Debris

Airbus Buys First Batch of Astroscale Satellite Removal Docking Plates

Astroscale docking plates. Image: Astroscale

Airbus has purchased 100 docking plates from Astroscale to facilitate post-mission removal in a bid to prevent accumulation of clutter in space. 

The purchase marks the first large-scale order for Astroscale, which has flown two test missions demoing close-proximity operations and rendezvous and docking tech in LEO. The Gen 2 docking plates purchased by Airbus, which are able to be captured by both robotic arms and magnetic tech, were first introduced by Astroscale in 2023 and have completed several test missions. 

“This milestone order from Airbus underscores the industry’s increasing commitment to sustainable space operations,” Nick Shave, the managing director at Astroscale UK, said in a statement. “The Astroscale second-generation docking plate is more than a product; it’s a critical step toward future-proofing satellites for in-orbit servicing and end-of-life debris mitigation.”

Full plate: Astroscale expects the docking plates should survive 15+ years in space. The plates are fitted with special markers to help the junk collector spacecraft determine the object’s position and tumbling rate to enable a safe approach.

Astroscale developed the docking plates as part of their ELSA-d and ADRAS-J demonstration missions. 
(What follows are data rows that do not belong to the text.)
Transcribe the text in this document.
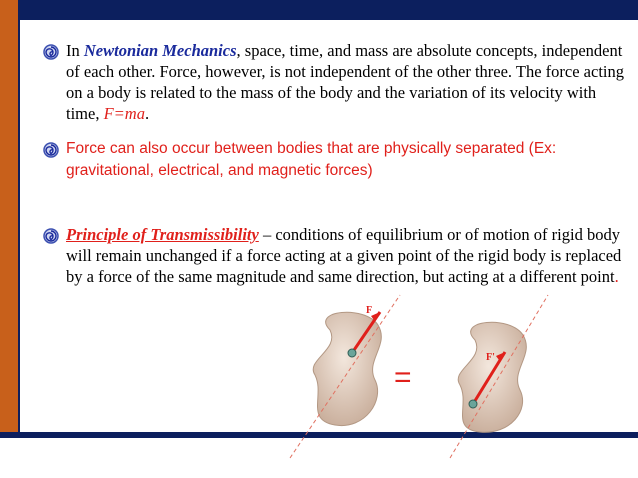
In Newtonian Mechanics, space, time, and mass are absolute concepts, independent of each other. Force, however, is not independent of the other three. The force acting on a body is related to the mass of the body and the variation of its velocity with time, F=ma.
Force can also occur between bodies that are physically separated (Ex: gravitational, electrical, and magnetic forces)
Principle of Transmissibility – conditions of equilibrium or of motion of rigid body will remain unchanged if a force acting at a given point of the rigid body is replaced by a force of the same magnitude and same direction, but acting at a different point.
F
=
F'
  • ELSA-d, launched in 2021, spent nearly three years in orbit testing magnetic capture technologies using a simulated piece of space junk. 
  • The ADRAS-J mission, commissioned by JAXA and launched in February, inspected a rocket stage left in LEO.

What’s next: Airbus, which builds sats for Eutelsat’s OneWeb constellation, will use the docking plates on an unspecified LEO constellation, according to an Astroscale spokesperson. But the technology could be used on “almost any smallsat-class” spacecraft,” the spokesperson added. 

Astroscale is expected to attempt to remove a OneWeb satellite in 2027 as part of its ELSA-M (for End-of-Life by Astroscale-Multiple) demo. That mission should pave the way for a commercial service that would use one servicer spacecraft to remove multiple satellites from orbit, one after another.